Not all in-store technologies possess the cool factor. Seventy-five percent of shoppers thought that facial recognition software that would allow them to be targeted in-store with relevant offers was “creepy." (This is down slightly from 77% in RichRelevance's 2015 survey, which the company says may indicate changing attitudes as this technology becomes more prevalent.)

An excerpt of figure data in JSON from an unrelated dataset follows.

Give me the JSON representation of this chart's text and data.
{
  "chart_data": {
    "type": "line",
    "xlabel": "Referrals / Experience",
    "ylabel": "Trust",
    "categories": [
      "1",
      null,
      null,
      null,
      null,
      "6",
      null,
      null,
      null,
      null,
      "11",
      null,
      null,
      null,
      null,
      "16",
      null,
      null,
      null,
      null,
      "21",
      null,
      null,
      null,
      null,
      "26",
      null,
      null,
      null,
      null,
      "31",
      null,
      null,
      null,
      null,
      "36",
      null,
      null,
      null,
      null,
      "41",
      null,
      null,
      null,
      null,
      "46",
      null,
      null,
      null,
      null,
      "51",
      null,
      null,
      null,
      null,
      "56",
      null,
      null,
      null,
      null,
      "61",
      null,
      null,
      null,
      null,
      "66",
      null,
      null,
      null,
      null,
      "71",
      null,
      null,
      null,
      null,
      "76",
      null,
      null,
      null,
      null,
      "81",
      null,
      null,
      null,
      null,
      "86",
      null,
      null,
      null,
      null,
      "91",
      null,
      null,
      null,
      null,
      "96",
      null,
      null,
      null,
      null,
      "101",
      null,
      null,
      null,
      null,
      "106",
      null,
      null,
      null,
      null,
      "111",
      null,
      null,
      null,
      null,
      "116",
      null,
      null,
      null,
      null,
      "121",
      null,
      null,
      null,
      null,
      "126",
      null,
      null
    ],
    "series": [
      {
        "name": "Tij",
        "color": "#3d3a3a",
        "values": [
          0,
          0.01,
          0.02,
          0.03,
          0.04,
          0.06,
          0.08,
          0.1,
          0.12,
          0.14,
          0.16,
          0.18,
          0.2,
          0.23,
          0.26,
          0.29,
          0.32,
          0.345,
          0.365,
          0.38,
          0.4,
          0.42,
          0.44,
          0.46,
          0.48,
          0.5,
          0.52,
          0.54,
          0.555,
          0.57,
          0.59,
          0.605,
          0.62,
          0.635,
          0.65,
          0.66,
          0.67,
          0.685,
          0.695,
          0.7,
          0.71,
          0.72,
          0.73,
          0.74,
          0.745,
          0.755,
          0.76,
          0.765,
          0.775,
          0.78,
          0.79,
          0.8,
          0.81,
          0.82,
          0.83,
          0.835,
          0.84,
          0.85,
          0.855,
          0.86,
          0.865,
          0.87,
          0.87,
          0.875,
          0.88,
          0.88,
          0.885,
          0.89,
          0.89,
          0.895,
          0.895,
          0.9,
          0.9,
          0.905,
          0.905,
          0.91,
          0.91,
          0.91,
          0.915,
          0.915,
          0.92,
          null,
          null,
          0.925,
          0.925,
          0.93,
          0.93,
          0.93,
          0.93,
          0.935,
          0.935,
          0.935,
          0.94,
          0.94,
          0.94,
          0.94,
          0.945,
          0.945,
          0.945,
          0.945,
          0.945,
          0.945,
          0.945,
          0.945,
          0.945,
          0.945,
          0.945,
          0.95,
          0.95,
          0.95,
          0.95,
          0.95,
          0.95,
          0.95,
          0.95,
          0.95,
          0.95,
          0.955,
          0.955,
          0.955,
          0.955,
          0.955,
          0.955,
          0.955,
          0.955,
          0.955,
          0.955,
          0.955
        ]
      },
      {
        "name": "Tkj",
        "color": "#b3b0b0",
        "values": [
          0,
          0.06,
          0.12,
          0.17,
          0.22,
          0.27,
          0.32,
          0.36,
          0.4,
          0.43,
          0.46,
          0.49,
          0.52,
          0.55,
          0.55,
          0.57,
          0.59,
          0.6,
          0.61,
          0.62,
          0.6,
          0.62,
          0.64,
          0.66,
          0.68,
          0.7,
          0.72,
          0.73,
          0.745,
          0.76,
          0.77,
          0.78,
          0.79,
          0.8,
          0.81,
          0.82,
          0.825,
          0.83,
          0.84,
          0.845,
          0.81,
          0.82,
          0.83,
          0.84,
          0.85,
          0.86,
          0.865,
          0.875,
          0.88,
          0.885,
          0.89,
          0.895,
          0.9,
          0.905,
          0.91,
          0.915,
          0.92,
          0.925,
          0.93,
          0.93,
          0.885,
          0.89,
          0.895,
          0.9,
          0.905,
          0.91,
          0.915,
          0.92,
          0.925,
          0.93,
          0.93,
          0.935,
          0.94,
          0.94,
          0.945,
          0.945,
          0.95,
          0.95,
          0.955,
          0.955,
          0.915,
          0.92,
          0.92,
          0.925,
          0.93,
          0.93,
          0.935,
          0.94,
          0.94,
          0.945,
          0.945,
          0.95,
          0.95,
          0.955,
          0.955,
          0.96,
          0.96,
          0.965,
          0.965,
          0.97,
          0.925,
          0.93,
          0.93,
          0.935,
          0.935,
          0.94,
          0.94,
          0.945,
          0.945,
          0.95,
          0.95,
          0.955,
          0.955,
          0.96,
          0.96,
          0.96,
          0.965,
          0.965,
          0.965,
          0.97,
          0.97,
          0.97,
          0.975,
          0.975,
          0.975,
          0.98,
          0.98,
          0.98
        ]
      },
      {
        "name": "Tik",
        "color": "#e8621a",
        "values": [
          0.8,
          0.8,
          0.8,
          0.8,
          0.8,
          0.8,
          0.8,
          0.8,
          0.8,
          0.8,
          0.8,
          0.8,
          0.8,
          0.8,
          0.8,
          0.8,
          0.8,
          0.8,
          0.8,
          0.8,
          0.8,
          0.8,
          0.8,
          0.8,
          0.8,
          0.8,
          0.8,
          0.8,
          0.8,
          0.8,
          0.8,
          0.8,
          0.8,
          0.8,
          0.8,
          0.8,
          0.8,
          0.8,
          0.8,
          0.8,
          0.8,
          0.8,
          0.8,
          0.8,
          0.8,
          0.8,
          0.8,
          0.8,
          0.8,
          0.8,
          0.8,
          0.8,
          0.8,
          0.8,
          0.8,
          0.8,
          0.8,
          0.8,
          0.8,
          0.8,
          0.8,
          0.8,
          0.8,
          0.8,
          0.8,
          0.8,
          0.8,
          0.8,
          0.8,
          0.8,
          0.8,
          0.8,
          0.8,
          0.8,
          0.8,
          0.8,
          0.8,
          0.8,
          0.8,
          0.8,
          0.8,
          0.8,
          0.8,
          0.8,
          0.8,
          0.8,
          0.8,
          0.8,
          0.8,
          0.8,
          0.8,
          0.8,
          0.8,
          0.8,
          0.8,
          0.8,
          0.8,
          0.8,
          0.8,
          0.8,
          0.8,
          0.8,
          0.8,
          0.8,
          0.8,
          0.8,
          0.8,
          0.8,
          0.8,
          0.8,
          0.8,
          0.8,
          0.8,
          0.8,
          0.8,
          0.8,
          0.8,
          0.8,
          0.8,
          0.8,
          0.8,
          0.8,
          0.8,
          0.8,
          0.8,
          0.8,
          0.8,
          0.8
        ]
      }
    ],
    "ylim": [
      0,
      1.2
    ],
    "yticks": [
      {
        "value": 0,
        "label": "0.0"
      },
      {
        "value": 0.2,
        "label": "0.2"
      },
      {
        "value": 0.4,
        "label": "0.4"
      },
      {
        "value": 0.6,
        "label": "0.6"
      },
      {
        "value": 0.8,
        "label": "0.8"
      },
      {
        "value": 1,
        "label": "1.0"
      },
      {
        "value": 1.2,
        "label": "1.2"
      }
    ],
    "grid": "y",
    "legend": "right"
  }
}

Also not cool: being greeted by name by a sales associate. Seventy-five percent of respondents said it is ‘creepy' for a sales assistant to greet them by name in store, if their mobile phone or tablet device had signaled their presence.

In other findings:

• Slightly more than half (52%) of respondents are open to receiving pop-up offers on their mobile device, triggered when they enter a store.

• Another 43% would like to receive a digital coupon for a product they looked at but didn’t buy after leaving the store, while 42% would like to see interactive changing room mirrors that model potential outfits on their image. And one-third of shoppers want would like to see product recommendations included on print or email receipts that relates to their purchase.

“Smart changing rooms tend to be trialed in far-flung pilot stores, but clearly there is now a real appetite for more ambitious interactive technologies in-store,” said Matthew Chouard, VP and general manager of Rich Relevance. “There’s no reason why the personalized recommendations being given to shoppers via tablet devices on the shop floor can’t be translated to enhance the changing room experience too. By ignoring this changing room, retailers are missing an opportunity to better serve customers and ultimately, sell more product.”